Anyway, I got to thinking about blog names. Of course, I would want something related to journalism, because that’s the highly esteemed educational degree I hold. But it’s funny about journalistic terms — they’re macabre, to say the least. We “kill” stories we don’t want or need and offer “kill fees” to authors for their trouble. We write “heads” and “cutlines.” “Deadline” was a prison term back in the days of stockades. Your lead paragraph of a story is the “nut graf” (not so much morbid but appropriate — it’s usually a nut who’s writing it!). Our archives are “morgues.” We “bury” fluffy stories in the back of an edition. Etcetera. People call us renegades, muckrakers, watchdogs. The general public talks about “violence in the media,” not understanding that the violence is in the WORLD and we’re just responsible for telling them about it.
Thus, you see the conundrum in coming up with an intriguing blog name when this is the material with which I have to work!
Suggestion box (er, the comment box) is below — what would you name this joint?
On iTunes: Shawn Mullins, “Lullaby”
September 7th, 2004 at
–Vote for Kerry–!!!
September 8th, 2004 at
Dawn Does Dal… Oh, wait. I like “Dawn Enterprises.”
Big help, eh? You’re welcome.
September 8th, 2004 at
You think YOU’VE got it bad… Try holding a philosophy degree.
September 8th, 2004 at
I think “Dawn” says it all. Fresh start, beautiful new beginning, clean slate, etc.
Either that or “Whip Me, Beat Me, Make Me Write Bad Checks”. Aimed at a different demographic, to be sure.
September 8th, 2004 at
*giggle* LOVE it!
September 8th, 2004 at
“Will Show My Boobies for Food”? I kid, I kid.
How about “Dawn of the Dead”? No, that would’ve been perfect for the last blog.

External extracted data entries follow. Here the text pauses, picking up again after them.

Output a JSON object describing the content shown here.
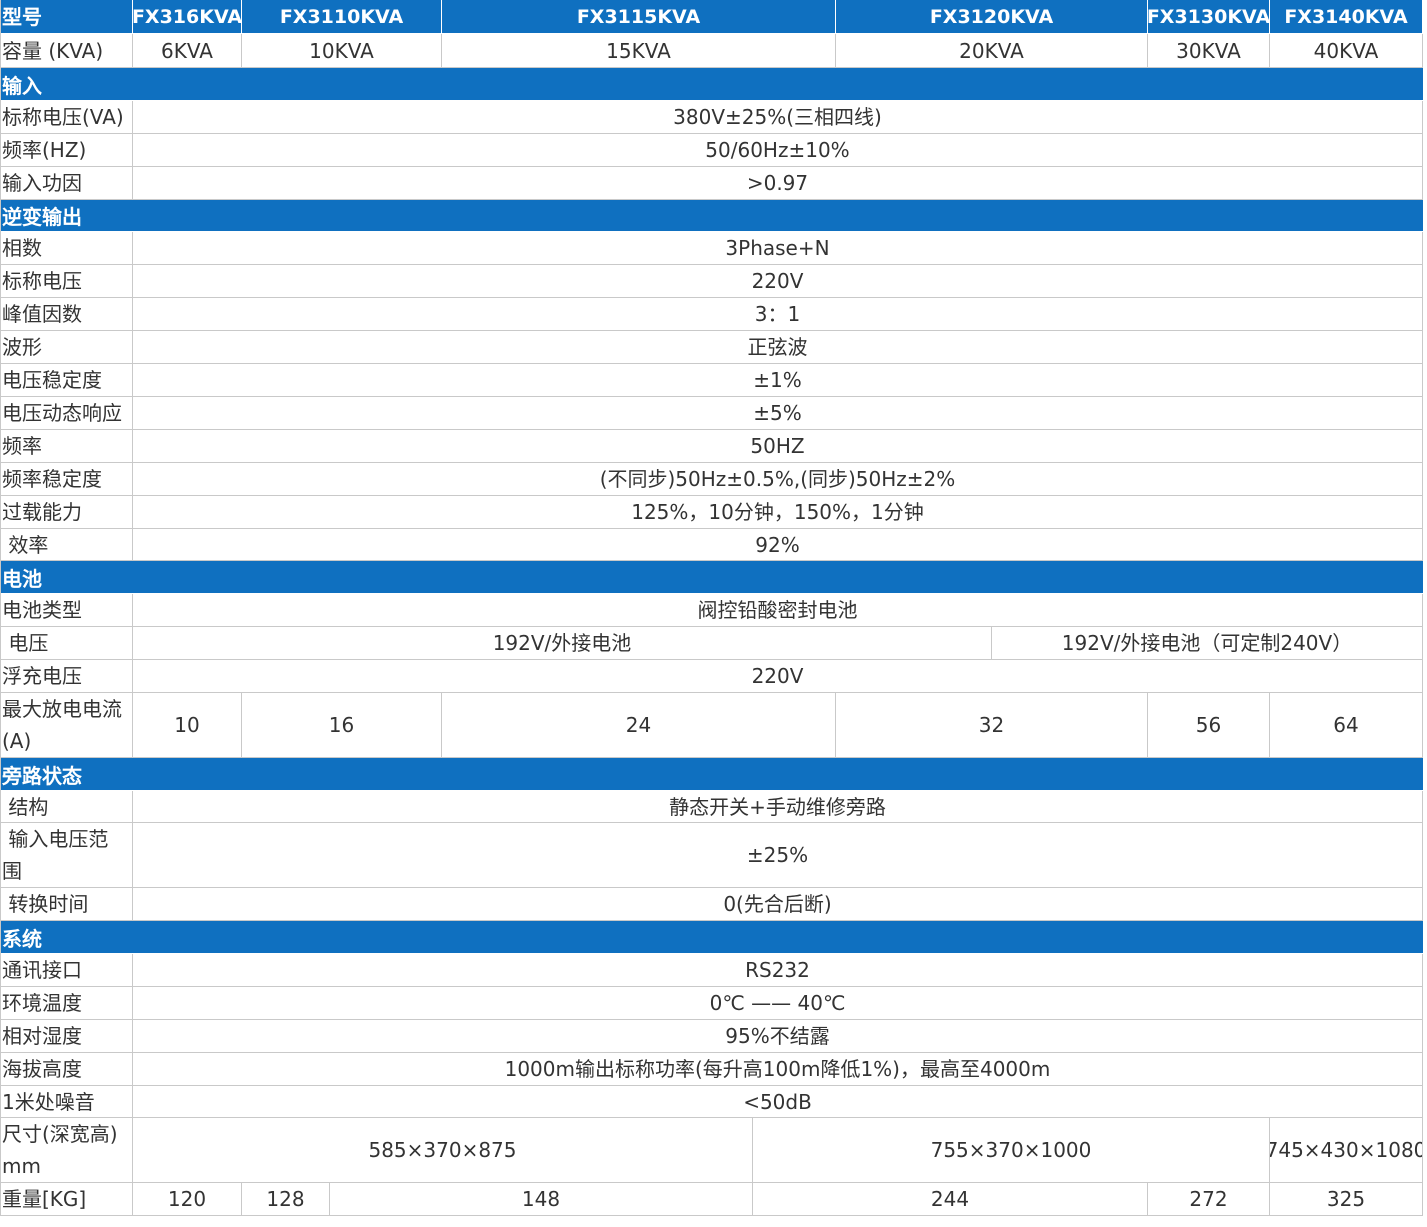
{
  "header": {
    "model_label": "型号",
    "models": [
      "FX316KVA",
      "FX3110KVA",
      "FX3115KVA",
      "FX3120KVA",
      "FX3130KVA",
      "FX3140KVA"
    ],
    "capacity_label": "容量 (KVA)",
    "capacities": [
      "6KVA",
      "10KVA",
      "15KVA",
      "20KVA",
      "30KVA",
      "40KVA"
    ]
  },
  "input": {
    "title": "输入",
    "voltage_label": "标称电压(VA)",
    "voltage": "380V±25%(三相四线)",
    "freq_label": "频率(HZ)",
    "freq": "50/60Hz±10%",
    "pf_label": "输入功因",
    "pf": ">0.97"
  },
  "output": {
    "title": "逆变输出",
    "phase_label": "相数",
    "phase": "3Phase+N",
    "voltage_label": "标称电压",
    "voltage": "220V",
    "crest_label": "峰值因数",
    "crest": "3：1",
    "wave_label": "波形",
    "wave": "正弦波",
    "stab_label": "电压稳定度",
    "stab": "±1%",
    "dyn_label": "电压动态响应",
    "dyn": "±5%",
    "freq_label": "频率",
    "freq": "50HZ",
    "fstab_label": "频率稳定度",
    "fstab": "(不同步)50Hz±0.5%,(同步)50Hz±2%",
    "overload_label": "过载能力",
    "overload": "125%，10分钟，150%，1分钟",
    "eff_label": " 效率",
    "eff": "92%"
  },
  "battery": {
    "title": "电池",
    "type_label": "电池类型",
    "type": "阀控铅酸密封电池",
    "voltage_label": " 电压",
    "voltage_a": "192V/外接电池",
    "voltage_b": "192V/外接电池（可定制240V）",
    "float_label": "浮充电压",
    "float": "220V",
    "current_label_1": "最大放电电流",
    "current_label_2": "(A)",
    "currents": [
      "10",
      "16",
      "24",
      "32",
      "56",
      "64"
    ]
  },
  "bypass": {
    "title": "旁路状态",
    "struct_label": " 结构",
    "struct": "静态开关+手动维修旁路",
    "range_label_1": " 输入电压范",
    "range_label_2": "围",
    "range": "±25%",
    "time_label": " 转换时间",
    "time": "0(先合后断)"
  },
  "system": {
    "title": "系统",
    "comm_label": "通讯接口",
    "comm": "RS232",
    "temp_label": "环境温度",
    "temp": "0℃ —— 40℃",
    "hum_label": "相对湿度",
    "hum": "95%不结露",
    "alt_label": "海拔高度",
    "alt": "1000m输出标称功率(每升高100m降低1%)，最高至4000m",
    "noise_label": "1米处噪音",
    "noise": "<50dB",
    "dim_label_1": "尺寸(深宽高)",
    "dim_label_2": "mm",
    "dims": [
      "585×370×875",
      "755×370×1000",
      "745×430×1080"
    ],
    "weight_label": "重量[KG]",
    "weights": [
      "120",
      "128",
      "148",
      "244",
      "272",
      "325"
    ]
  }
}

Why don’t I get back to you on this?
September 8th, 2004 at
I think I fall into the “Will Show Boobies For Food” camp. Seriously, you could use “Dawning On Me” but that’d just be cheesy.
-Amy
September 11th, 2004 at
Oops, just realized that I was “anonymous”. That “whip me, beat me…” comment was me. But you probably knew that, right?
Ted
September 11th, 2004 at
LOL, Ted, I’d recognize your penmanship anywhere!